Mail Tribune 100, Sept. 23, 1922
Sept. 23, 1922
CONFESS ROBBERY H. SCHOOL STUDENT
The gang of boy robbers who were rounded up Wednesday are alleged to have confessed to the theft of $70 in cash from the pocket of Sam Bateman, a high school student. Superintendent Aubrey G. Smith, visited the boys at the county jail yesterday and gave them an exhaustive examination, during which it is alleged they confessed to the crime. The theft took place in the dressing room at the football field. Bateman who had not had time to deposit his money left his clothes hanging in the dressing room and it is alleged that the boy robbers entered and took the $70, splitting it among them in equal amounts. The theft occurred Wednesday afternoon while Bateman was at football practice.
LOCAL AND PERSONAL
The special policeman employed to guard the territory around Minnesota and Crater Lake avenues took a shot at a suspected burglar this morning at 2 o’clock while the man was in the yard between the homes of Dr.
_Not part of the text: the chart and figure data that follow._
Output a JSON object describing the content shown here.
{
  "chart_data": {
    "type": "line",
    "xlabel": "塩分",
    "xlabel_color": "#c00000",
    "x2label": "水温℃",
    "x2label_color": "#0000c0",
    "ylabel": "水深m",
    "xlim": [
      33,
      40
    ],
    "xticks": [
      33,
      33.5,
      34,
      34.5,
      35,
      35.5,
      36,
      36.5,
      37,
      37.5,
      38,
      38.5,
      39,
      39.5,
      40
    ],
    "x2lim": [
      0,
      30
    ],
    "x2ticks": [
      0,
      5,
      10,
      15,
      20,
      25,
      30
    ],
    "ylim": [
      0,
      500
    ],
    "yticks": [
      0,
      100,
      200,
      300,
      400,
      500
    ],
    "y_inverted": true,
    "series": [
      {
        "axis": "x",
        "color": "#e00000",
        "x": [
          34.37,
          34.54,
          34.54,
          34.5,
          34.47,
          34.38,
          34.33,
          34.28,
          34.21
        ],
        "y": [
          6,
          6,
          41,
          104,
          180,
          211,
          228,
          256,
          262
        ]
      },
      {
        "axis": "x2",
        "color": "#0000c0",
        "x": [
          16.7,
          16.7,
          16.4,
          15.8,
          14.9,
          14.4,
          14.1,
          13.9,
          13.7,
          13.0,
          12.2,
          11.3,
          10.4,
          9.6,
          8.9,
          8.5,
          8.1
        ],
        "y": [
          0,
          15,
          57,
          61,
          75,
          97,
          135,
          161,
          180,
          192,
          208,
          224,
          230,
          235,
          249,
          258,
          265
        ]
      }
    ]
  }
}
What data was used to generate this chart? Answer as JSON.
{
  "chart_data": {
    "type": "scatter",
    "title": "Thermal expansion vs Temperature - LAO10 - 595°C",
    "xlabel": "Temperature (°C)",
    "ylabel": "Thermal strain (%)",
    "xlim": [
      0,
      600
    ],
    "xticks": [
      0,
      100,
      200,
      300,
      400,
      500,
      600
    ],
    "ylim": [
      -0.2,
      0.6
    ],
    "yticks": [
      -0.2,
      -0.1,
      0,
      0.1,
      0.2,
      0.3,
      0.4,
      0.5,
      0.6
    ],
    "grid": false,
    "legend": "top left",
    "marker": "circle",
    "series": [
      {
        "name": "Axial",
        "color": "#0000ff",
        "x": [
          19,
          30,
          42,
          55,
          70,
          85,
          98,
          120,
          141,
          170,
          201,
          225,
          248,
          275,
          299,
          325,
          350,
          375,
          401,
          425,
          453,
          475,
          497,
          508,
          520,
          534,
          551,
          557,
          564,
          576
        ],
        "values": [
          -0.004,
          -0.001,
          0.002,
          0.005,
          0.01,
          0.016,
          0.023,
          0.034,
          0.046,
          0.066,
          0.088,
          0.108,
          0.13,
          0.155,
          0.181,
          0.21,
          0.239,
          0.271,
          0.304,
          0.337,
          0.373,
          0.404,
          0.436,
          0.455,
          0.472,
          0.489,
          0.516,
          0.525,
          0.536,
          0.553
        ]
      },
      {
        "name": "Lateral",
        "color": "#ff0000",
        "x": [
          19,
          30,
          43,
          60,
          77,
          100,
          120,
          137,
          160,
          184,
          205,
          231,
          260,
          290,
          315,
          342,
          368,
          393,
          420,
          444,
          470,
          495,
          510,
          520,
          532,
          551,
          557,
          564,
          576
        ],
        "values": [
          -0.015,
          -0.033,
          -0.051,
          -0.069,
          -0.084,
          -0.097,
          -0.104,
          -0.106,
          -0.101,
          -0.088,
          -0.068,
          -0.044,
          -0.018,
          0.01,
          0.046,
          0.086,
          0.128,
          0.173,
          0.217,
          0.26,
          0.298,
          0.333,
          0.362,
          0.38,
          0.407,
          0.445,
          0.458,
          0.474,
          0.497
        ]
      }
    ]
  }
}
M. C. Barber and William Gates. The prowler refused to halt at the command of the policeman and simultaneously with the firing of the shot ran swiftly away in the darkness and disappeared.
D. M. Lowe, who was on top of the watertank at the fairgrounds when the Essex racer toppled it over last Sunday afternoon during the auto races was able to drive his car down town today. The other victims of the accident are all resting easy.
S. J. La Due, who accompanied by his wife, is the guest of Mr. and Mrs. John C. Mann is an ardent fisherman and is enthused over the fishing in Rogue river. The fishing is excellent at the present time, the steelhead biting better than they have at any time during the year, according to the old fishermen. In addition to Mr. La Due, a number of other out of town sportsmen are in the valley this week taking advantage of the good fishing and all state that the Rogue river steelhead are the gamest fish they have ever tangled with.
There was a heavy public market this morning, the conspicuous feature of which was the scarcity of peaches and the great demand for them, and the supply of pretty fall flowers. On the market bulletin board appears this warning: “Get your stuff before a frost comes. Pickles, tomatoes and peaches.”